From the moment the Sundance line-up is announced in early December until the final Grand Jury prize has been handed out eight weeks later, all eyes are on Geoff Gilmore. Since 1990, he has been the director of film programming for the totemic Park City, Utah festival, a post that essentially makes him one of the industry's chief gatekeepers for emerging talents with the apparent power to make or break dramatic and documentary film-making careers. Personally watching anywhere from 400-600 annually submitted films and overseeing a committee-led winnowing process that ends up selecting just 100 or so features, Gilmore is held accountable every year - not just for which films are chosen or dismissed, but for the state of US independent cinema itself.

It is a role that has won him ardent admirers for the way he has elevated the visibility of independent film to unparalleled levels as well as a few disgruntled voices still nursing bruised feelings over rejected films. 'Geoff can be very opinionated and some movies that deserved to get in didn't because of his personal blind spot or his esoteric taste or borderline arrogance over what was good or bad cinema. It is a little too much of a God-like position, not a facilitator but someone passing judgement,' said the head of one distribution outfit who, naturally, preferred anonymity. 'The selection process needs to be extended. Toronto is effective at covering the available films. They have a better system of seeing the available product, the submissions and responding. Every film-maker who submits deserves to be seen and Sundance didn't see all the movies. That's a shortcoming. I'm not sure it is entirely his call, but it is on his watch.'

This year, Gilmore will find himself the subject of even greater scrutiny. By programming several star-driven films with budgets looming beyond $20m, not to mention the first known special-effects film to appear in Dramatic Competition (Donnie Darko), Gilmore is laying himself open to the perennial charge that Sundance has lost sight of its guerrilla roots and now serves as little more than an early warning system for Hollywood talent scouts. In the process, they say, Gilmore has helped to wipe out underground cinema. Of course, the moment these same critics see a film-maker challenging mainstream conventions and pushing the boundaries of narrative cinema, they immediately slam the festival for being too unresponsive to the realities of the market. Every festival begins with even the most risk-taking of US distributors predicting slim pickings and ends up with several of the larger companies invariably bidding up the advances on a few unanticipated delights.
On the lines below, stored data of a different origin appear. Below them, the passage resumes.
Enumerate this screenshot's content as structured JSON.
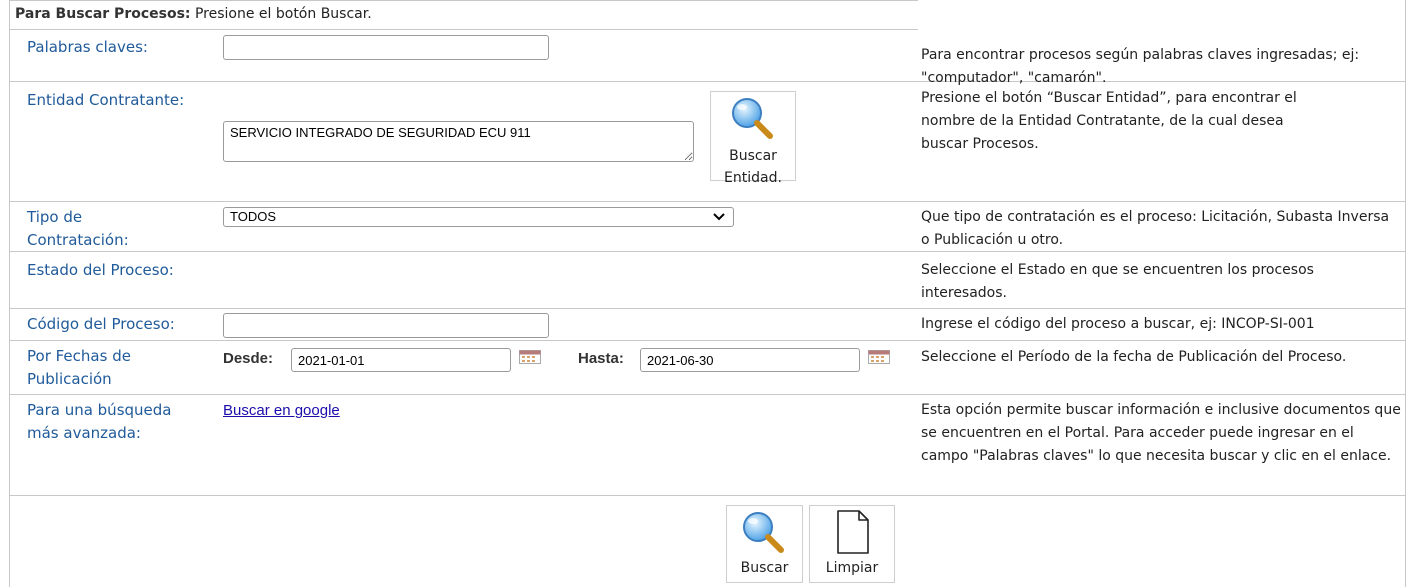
{
  "header": {
    "title_bold": "Para Buscar Procesos:",
    "title_rest": "Presione el botón Buscar."
  },
  "keywords": {
    "label": "Palabras claves:",
    "value": "",
    "help": "Para encontrar procesos según palabras claves ingresadas; ej: \"computador\", \"camarón\"."
  },
  "entity": {
    "label": "Entidad Contratante:",
    "value": "SERVICIO INTEGRADO DE SEGURIDAD ECU 911",
    "button_line1": "Buscar",
    "button_line2": "Entidad.",
    "help": "Presione el botón “Buscar Entidad”, para encontrar el nombre de la Entidad Contratante, de la cual desea buscar Procesos."
  },
  "tipo": {
    "label_line1": "Tipo de",
    "label_line2": "Contratación:",
    "selected": "TODOS",
    "help": "Que tipo de contratación es el proceso: Licitación, Subasta Inversa o Publicación u otro."
  },
  "estado": {
    "label": "Estado del Proceso:",
    "help": "Seleccione el Estado en que se encuentren los procesos interesados."
  },
  "codigo": {
    "label": "Código del Proceso:",
    "value": "",
    "help": "Ingrese el código del proceso a buscar, ej: INCOP-SI-001"
  },
  "fechas": {
    "label_line1": "Por Fechas de",
    "label_line2": "Publicación",
    "desde_label": "Desde:",
    "desde_value": "2021-01-01",
    "hasta_label": "Hasta:",
    "hasta_value": "2021-06-30",
    "help": "Seleccione el Período de la fecha de Publicación del Proceso."
  },
  "avanzada": {
    "label_line1": "Para una búsqueda",
    "label_line2": "más avanzada:",
    "link": "Buscar en google",
    "help": "Esta opción permite buscar información e inclusive documentos que se encuentren en el Portal. Para acceder puede ingresar en el campo \"Palabras claves\" lo que necesita buscar y clic en el enlace."
  },
  "actions": {
    "search_label": "Buscar",
    "clear_label": "Limpiar"
  },
  "icons": {
    "magnifier": "magnifier-icon",
    "calendar": "calendar-icon",
    "blank_page": "blank-page-icon",
    "dropdown": "chevron-down-icon"
  },
  "colors": {
    "label": "#1f5a9a",
    "border": "#c8c8c8",
    "link": "#1a0dab"
  }
}
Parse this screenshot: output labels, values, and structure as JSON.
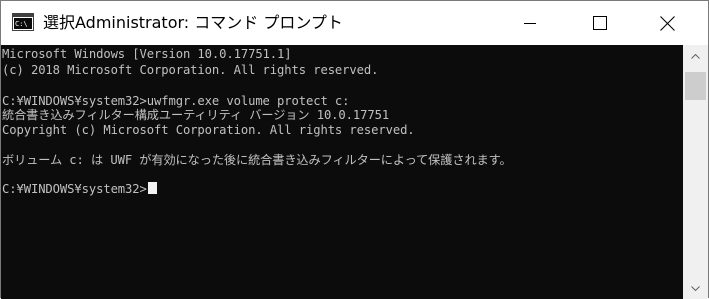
{
  "window": {
    "title": "選択Administrator: コマンド プロンプト",
    "icon": "command-prompt-icon",
    "controls": [
      "minimize-icon",
      "maximize-icon",
      "close-icon"
    ]
  },
  "console": {
    "lines": [
      "Microsoft Windows [Version 10.0.17751.1]",
      "(c) 2018 Microsoft Corporation. All rights reserved.",
      "",
      "C:¥WINDOWS¥system32>uwfmgr.exe volume protect c:",
      "統合書き込みフィルター構成ユーティリティ バージョン 10.0.17751",
      "Copyright (c) Microsoft Corporation. All rights reserved.",
      "",
      "ボリューム c: は UWF が有効になった後に統合書き込みフィルターによって保護されます。",
      "",
      "C:¥WINDOWS¥system32>"
    ]
  },
  "colors": {
    "console_background": "#0c0c0c",
    "console_text": "#c0c0c0",
    "titlebar_background": "#ffffff",
    "scrollbar_track": "#f0f0f0",
    "scrollbar_thumb": "#cdcdcd"
  }
}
In the face of such uninvited pressures, Gilmore's repeated insistence on Sundance's mission as a 'festival of discovery' is seen as all the more remarkable: 'That Geoff has withheld the pressure to turn Sundance into a market is amazing,' notes Good Machine International president David Linde. 'The festival does an incredible job at being oriented at indigenous movies. No other festival like that has half the profile of Sundance. In spite of all the hype and craziness, Sundance is one of the best film festivals because it allows us insane buyer-types to co-exist with real film-makers and audiences. There are only four that do that - Cannes, Venice and Toronto are the others.' On the other hand, that Sundance is now regularly mentioned in the same breath as these three events is seen as evidence of how Sundance has lost its identity for the sake of becoming a fully-fledged parade of world directors in search of global cachet.

All such comments have added piquancy this particular year. Since at least October, Gilmore has been linked to a job that would have him leave Sundance at this pivotal point in 'Amer-indie' history and spearhead a new classics-style division for Warner Bros responsible for acquiring and releasing specialised films such as Australia's The Dish (a Warner domestic pick-up that appears in this year's line-up). Such a move from Sundance into the commercial domain is certainly not unprecedented. Gilmore's immediate predecessor, Tony Safford, went on to work for Miramax Films and 20th Century Fox; while one of Gilmore's programming colleagues of recent years, Rebecca Yeldham, has joined FilmFour, the UK studio that has started to collaborate with Warner.

But what makes Gilmore's acknowledged discussions with Warner Bros a particular talking point is that they involve a man whose experience is very much rooted in the not-for-profit sector. On the board of the Independent Feature Project/West and a consultant for innumerable organisations and committees, Gilmore is a philosophy student-turned-film academic who spent 14 years heading up the UCLA Film & Television Archive's programming. 'In comparison to other heads of Sundance in years past, coming from the archives, he really cared about film. He has a strong sense of film history and a real sense of the festival's place as a centre of independent film. Sundance has progressed under him and it will be a difficult role for someone else to fill. It's very bureaucratic. It's like working for the government. Nothing is black or white and no one gives you a definitive answer. There are always compromises to make and that takes time and finesse and patience,' commented another executive.

Not that Gilmore's departure is a done deal. He has gone on record to emphasise how happy he is at Sundance, while Warner Bros has suggested that plans for a classics division are not at the top of its priority list right now. Insiders have also revealed that Gilmore, who has no first-hand experience of marketing films, may have wanted to surround himself with a complement of seasoned executives, one or more of whom were then unavailable.

Should he stay for festivals beyond 2001, at least the industry can be reasonably assured of no preferential treatment accorded Warner Bros or any other prospective employer. 'Gilmore cannot be bought,' observed the head of a studio-owned specialised distributor that would have been his rival. 'He is not someone who puts in a movie that doesn't fit. That is very important, because that maintains the integrity of the film festival.' Less clear, however, is what direct effect Gilmore's continued presence at Sundance will exert over independent film-making. It can be argued that much of what has happened this past decade could have happened under any other regime, as a result of social forces that go beyond individual personality and cinematic sensibility.